I believe it is the responsibility of organizations with a large number of followers to do whatever they can to secure their profiles.
I suppose this can be a lesson to the rest of us. Take advantage of the safety net of two-factor authentication whenever possible. While it may be less than perfect, so are you.
8 comments on “Skype’s Twitter account compromised by Syrian Electronic Army”
For me it only works when alternative delivery methods are offered. Like my bank offers an in the moment choice between a voice (to mobile or land line), a text and an email message with a security code.
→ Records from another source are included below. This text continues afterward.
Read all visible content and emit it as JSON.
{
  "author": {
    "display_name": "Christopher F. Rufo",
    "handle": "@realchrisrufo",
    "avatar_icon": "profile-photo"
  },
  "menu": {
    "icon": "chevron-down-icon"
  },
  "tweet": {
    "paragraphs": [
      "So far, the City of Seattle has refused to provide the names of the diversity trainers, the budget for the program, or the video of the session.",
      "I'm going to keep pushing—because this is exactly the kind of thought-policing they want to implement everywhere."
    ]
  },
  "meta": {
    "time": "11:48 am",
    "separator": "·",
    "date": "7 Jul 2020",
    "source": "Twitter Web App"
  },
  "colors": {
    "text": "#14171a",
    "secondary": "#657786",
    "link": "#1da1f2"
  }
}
Since my mobile phone doesn’t work most of the time, due to where I live, a 2-factor solution doesn’t work for me if the only option available is a text message.
I’ve had similar issues with receiving texts. Most services offer an app (Twitter, Facebook), Google Authenticator (avail on Android, Blackberry, iOS) or SMS. Some will call you if the SMS isn’t working (Facebook, Google).
Off topic: If you have poor cell reception but good broadband Internet where you live, talk to your carrier about getting a microcell/femptocell. It uses your broadband connection to talk to the carrier and provides a local cell tower for your devices.
They should provide it at no cost but some carriers do charge.
“What I would like to know is why on earth a company social media profile with over three million followers would not be using two-factor authentication.” Because it is a marketing account maintained by several people?
Because there is nothing stopping them from using an app to authenticate. It can be set up on each mobile.
No excuse. Twitter uses an app for 2 factor, WordPress offers Google Authenticator for its VIP customers and Facebook offers app, phone and txt options.
This is long and somewhat off topic, but here goes, anyway:
To this day, Microsoft does not offer 2 factor authentication (2FA) for its Web-based Hotmail (now called Outlook) email program.
[Post edited for length]
Now, then. Sophos, I have two questions for you:
1. What in addition to 2FA can non-psychopaths use to try to protect themselves against psychopaths?
2. Which is the safest (read: the least interceptable) way to receive 2FA codes? How easily can hackers intercept 2FA codes when they are sent to cell phones or smart phones? Are they safer when sent to offline cell phones than to online smartphones or is there no appreciable difference? Finally, how easily can hackers intercept 2FA codes when they are sent to landline phones? Your recommendations?
Errr, you can use 2FA with your Microsoft account. (Redmond calls it “two step verification.”)
In addition to 2FA, you can:
* Choose a hard-to-guess regular password.
* Use a different password for each online account.
* Use a decent anti-virus to increase your resilience to password keylogging.
The two main ways for two step verification are  via SMS (great if you have reliable mobile service and you don’t browse on the same device on which you receive the SMSes)  a separate authenticator app on a mobile device (can work offline, and great if you don’t browse on the same device as you run the authenticator app).